Of Spaces, Underscores and Dashes
I try to avoid using spaces in filenames and URLs. They're great for human readability, but they're remarkably inconvenient in computer resource locators:
-
A filename with spaces has to be surrounded by quotes when referenced at the command line:
XCOPY "c:\test files\reference data.doc" d: XCOPY c:\test-files\reference-data.doc d:
-
Any spaces in URLs are converted to the encoded space character by the web browser:
http://domain.com/test%20files/reference%20data.html http://domain.com/test-files/reference-data.html
So it behooves us to use something other than a space in file and folder names. Historically, I've used underscore, but I recently discovered that the correct character to substitute for space is the dash. Why?

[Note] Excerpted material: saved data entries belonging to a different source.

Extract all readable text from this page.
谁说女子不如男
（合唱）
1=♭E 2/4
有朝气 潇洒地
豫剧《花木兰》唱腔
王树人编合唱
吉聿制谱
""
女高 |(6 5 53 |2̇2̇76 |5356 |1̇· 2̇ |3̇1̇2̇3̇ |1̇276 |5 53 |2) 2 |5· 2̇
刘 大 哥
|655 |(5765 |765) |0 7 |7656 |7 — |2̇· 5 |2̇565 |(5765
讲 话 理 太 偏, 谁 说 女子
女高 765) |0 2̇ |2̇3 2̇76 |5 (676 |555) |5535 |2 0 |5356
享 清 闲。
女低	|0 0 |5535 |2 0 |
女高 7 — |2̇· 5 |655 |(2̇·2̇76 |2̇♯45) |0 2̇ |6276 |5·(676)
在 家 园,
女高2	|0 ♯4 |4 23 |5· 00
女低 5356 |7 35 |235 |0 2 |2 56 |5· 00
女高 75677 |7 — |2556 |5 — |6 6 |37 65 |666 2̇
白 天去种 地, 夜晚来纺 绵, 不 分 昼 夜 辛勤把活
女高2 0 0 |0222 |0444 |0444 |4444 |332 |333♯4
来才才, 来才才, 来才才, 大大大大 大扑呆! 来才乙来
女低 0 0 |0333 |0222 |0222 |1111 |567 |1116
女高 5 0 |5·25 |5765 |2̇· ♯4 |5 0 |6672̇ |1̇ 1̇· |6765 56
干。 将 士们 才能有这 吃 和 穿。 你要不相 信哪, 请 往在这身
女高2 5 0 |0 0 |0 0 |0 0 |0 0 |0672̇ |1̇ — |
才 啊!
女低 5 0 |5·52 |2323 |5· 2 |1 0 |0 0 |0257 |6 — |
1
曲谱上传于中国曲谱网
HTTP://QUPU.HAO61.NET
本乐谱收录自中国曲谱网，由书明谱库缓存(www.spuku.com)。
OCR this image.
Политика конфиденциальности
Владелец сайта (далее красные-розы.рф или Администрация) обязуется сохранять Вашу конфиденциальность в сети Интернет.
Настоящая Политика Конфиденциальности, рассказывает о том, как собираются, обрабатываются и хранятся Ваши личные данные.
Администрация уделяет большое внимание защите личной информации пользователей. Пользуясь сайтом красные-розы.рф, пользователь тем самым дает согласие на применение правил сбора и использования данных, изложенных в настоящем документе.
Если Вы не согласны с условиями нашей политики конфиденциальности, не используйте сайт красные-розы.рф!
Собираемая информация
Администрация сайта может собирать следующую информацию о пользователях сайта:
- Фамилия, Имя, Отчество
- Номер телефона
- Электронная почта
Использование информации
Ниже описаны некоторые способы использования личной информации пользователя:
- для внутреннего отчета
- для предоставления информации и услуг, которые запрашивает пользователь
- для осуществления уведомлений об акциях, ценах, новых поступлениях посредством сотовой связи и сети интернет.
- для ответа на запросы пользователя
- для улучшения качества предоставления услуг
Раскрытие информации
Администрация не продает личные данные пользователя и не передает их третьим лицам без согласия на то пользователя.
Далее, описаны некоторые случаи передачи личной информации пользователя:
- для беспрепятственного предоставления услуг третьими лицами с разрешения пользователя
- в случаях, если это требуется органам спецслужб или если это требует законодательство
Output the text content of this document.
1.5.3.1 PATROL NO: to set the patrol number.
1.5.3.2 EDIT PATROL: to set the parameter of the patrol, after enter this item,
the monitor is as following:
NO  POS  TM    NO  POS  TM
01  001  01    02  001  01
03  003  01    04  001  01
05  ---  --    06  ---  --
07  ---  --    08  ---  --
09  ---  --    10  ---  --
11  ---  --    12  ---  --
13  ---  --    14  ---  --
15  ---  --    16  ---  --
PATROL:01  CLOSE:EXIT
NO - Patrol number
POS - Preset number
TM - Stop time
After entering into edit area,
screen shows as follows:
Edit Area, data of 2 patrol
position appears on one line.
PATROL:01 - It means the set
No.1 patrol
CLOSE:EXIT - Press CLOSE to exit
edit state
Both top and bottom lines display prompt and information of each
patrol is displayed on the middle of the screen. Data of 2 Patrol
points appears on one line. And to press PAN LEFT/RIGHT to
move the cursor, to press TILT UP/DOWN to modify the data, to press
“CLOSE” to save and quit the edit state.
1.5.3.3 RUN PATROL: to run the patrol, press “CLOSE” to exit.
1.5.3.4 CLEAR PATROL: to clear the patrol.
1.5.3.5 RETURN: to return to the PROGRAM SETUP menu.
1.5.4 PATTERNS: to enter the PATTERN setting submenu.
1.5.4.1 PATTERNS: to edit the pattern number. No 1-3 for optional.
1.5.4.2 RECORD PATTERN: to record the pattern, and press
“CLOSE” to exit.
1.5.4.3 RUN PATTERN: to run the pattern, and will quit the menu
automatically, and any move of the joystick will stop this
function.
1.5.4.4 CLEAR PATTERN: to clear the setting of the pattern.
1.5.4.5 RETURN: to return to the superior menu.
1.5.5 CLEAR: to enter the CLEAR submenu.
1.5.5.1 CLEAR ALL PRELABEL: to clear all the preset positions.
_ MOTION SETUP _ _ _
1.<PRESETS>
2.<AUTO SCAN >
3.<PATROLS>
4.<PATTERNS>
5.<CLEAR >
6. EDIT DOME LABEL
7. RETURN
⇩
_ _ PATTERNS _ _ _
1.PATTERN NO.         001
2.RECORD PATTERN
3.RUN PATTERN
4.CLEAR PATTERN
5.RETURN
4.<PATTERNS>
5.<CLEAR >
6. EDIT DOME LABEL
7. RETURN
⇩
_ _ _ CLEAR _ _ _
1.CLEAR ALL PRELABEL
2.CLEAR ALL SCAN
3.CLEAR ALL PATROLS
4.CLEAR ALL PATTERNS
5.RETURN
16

The short answer is, that's what Google expects:
If you use an underscore '_' character, then Google will combine the two words on either side into one word. So
bla.com/kw1_kw2.html
wouldn't show up by itself for kw1 or kw2. You'd have to search forkw1_kw2
as a query term to bring up that page.
The slightly longer answer is, the underscore is traditionally considered a word character by the w regex operator.
Here's RegexBuddy matching the w operator against multiple ASCII character sets:
As you can see, the dash is not matched, but underscore is. This_is_a_single_word
, but this-is-multiple-words
.
Like NutraSweet and Splenda, neither is really an acceptable substitute for a space, but we might as well follow the established convention instead of inventing our own. That's how we ended up with the backslash as a path separator.